Faragher makes the story of California’s political transition from Spain to Mexico to the United States both complex and compelling. One of his most powerful stories is about Spanish California’s last governor, Pablo de Solá, whose mentorship of three little boys, best friends Mariano Vallejo, José Castro, and Juan Alvarado, led to their future leadership under the Mexican regime. He makes their battles with the conquering Americans a fascinating example of Californio resistance, not a simple story of conquest.

Faragher is a wonderful storyteller, sprinkling memorable historical actors throughout these pages, some famous but many unknown. Yet Faragher adds depth and new insights into even those historical figures that we thought we knew well. For example, details surrounding the lives of Bret Harte, Ina Donna Coolbrith, and Charles Warren Stoddard show the depth of their professional friendship and personal relationships set within the larger story of nineteenth-century San Francisco. However, it is also about how gender and bad luck relegated a brilliant woman poet to the Oakland library while her male counterparts continued to devote themselves to creative literary work that made them famous.

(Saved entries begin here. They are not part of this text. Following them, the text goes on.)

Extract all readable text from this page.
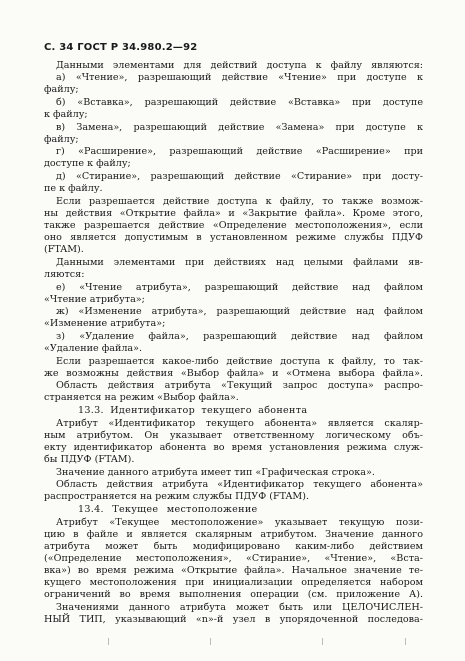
С. 34 ГОСТ Р 34.980.2—92
Данными элементами для действий доступа к файлу являются:
а) «Чтение», разрешающий действие «Чтение» при доступе к
файлу;
б) «Вставка», разрешающий действие «Вставка» при доступе
к файлу;
в) Замена», разрешающий действие «Замена» при доступе к
файлу;
г) «Расширение», разрешающий действие «Расширение» при
доступе к файлу;
д) «Стирание», разрешающий действие «Стирание» при досту-
пе к файлу.
Если разрешается действие доступа к файлу, то также возмож-
ны действия «Открытие файла» и «Закрытие файла». Кроме этого,
также разрешается действие «Определение местоположения», если
оно является допустимым в установленном режиме службы ПДУФ
(FTAM).
Данными элементами при действиях над целыми файлами яв-
ляются:
е) «Чтение атрибута», разрешающий действие над файлом
«Чтение атрибута»;
ж) «Изменение атрибута», разрешающий действие над файлом
«Изменение атрибута»;
з) «Удаление файла», разрешающий действие над файлом
«Удаление файла».
Если разрешается какое-либо действие доступа к файлу, то так-
же возможны действия «Выбор файла» и «Отмена выбора файла».
Область действия атрибута «Текущий запрос доступа» распро-
страняется на режим «Выбор файла».
13.3. Идентификатор текущего абонента
Атрибут «Идентификатор текущего абонента» является скаляр-
ным атрибутом. Он указывает ответственному логическому объ-
екту идентификатор абонента во время установления режима служ-
бы ПДУФ (FTAM).
Значение данного атрибута имеет тип «Графическая строка».
Область действия атрибута «Идентификатор текущего абонента»
распространяется на режим службы ПДУФ (FTAM).
13.4. Текущее местоположение
Атрибут «Текущее местоположение» указывает текущую пози-
цию в файле и является скалярным атрибутом. Значение данного
атрибута может быть модифицировано каким-либо действием
(«Определение местоположения», «Стирание», «Чтение», «Вста-
вка») во время режима «Открытие файла». Начальное значение те-
кущего местоположения при инициализации определяется набором
ограничений во время выполнения операции (см. приложение А).
Значениями данного атрибута может быть или ЦЕЛОЧИСЛЕН-
НЫЙ ТИП, указывающий «n»-й узел в упорядоченной последова-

Faragher brings the same wonderful complexity combined with clarity to California’s immigration stories, urban histories, and labor histories, often placing women in starring roles and integrating multiple Asian, European, Mexican, and African American communities and actors into his analysis rather than telling their stories as separate. One of my favorites is the pivotal role that poor Mrs. Eliza Tibbets played in transforming Riverside County into the orange growing powerhouse it became by the 1890s, although she gained almost nothing from her initiative and creative venture.

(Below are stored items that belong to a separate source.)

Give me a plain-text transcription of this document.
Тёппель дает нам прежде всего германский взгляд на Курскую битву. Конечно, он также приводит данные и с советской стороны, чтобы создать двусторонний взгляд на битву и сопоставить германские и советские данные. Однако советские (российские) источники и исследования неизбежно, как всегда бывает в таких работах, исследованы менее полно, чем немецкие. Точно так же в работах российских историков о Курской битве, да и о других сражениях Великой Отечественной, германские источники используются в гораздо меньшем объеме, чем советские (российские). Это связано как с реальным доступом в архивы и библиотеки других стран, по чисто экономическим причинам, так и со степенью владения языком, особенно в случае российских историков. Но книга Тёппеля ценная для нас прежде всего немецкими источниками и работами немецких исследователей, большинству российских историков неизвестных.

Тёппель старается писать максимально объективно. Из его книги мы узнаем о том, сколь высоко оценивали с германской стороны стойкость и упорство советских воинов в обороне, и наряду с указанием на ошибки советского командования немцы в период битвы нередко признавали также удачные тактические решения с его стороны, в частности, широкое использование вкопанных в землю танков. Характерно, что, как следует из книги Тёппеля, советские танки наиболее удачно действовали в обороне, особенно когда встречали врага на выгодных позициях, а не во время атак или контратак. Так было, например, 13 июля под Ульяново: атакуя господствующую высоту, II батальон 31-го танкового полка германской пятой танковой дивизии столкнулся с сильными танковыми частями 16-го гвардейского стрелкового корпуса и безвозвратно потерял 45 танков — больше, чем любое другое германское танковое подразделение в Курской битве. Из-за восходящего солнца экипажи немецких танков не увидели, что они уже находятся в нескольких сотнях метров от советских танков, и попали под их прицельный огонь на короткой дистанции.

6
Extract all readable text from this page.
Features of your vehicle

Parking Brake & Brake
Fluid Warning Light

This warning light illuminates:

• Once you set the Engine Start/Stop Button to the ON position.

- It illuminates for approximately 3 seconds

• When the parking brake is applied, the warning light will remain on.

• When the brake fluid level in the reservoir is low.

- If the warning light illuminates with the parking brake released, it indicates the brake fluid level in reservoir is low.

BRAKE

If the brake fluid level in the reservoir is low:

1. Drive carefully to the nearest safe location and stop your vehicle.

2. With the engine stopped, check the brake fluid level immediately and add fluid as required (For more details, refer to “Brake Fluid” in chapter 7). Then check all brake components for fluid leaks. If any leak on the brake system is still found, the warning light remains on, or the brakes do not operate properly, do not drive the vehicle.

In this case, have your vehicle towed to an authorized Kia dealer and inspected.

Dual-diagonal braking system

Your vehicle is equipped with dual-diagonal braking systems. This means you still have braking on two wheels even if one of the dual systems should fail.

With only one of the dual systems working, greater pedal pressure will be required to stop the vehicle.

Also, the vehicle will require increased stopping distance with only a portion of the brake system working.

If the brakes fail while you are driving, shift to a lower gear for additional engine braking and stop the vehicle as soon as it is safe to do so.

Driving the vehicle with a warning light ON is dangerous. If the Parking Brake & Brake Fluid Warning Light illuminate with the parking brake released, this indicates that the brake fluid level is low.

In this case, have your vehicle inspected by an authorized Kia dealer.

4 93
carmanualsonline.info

Faragher ingeniously weaves memorable but often unknown individual actors into his twentieth-century narrative to bring social and economic changes and political events into sharper focus. For example, his treatment of Governor Earl Warren includes new information about Warren’s life’s work, his sense of purpose, and especially his contradictory responses to civil rights when he became chief justice of the Supreme Court, as shown in Warren’s brutal mistreatment of Japanese Americans but also in his leading the charge for African American civil rights twenty years later.

Faragher helps us comprehend fully the horror of an America that abandoned its own Constitution after Pearl Harbor, a lesson we should remember in today’s dangerous political times. He does not merely focus on male policymakers such as Warren but also relates the heartening story of Marilyn Greene, a young Jewish middle schooler who lived in the multiracial Los Angeles neighborhood of Boyle Heights. She made a simple and powerful appeal in her school newspaper in the immediate aftermath of Pearl Harbor: “We have a special concern for our loyal American citizens of Japanese descent, who are as truly American as any of us” (p. 344). In this small statement of truth and courage, as Faragher shows us, she put Warren, and almost every other Californian at that time, to shame for the blatant racism in their cruelty and mistreatment of Japanese people and their fellow Americans of Japanese ancestry.

There are many, many more examples of Faragher’s extraordinary breadth of analysis and attention to detail here that I cannot address in this short review. Faragher is the author of several important books on the West and is a well-known, brilliant scholar who writes with clarity, precision, and depth of knowledge and understanding that make this, along with his other work, an enormous contribution to the literature on California and the West but also to American history from the colonial period to the present.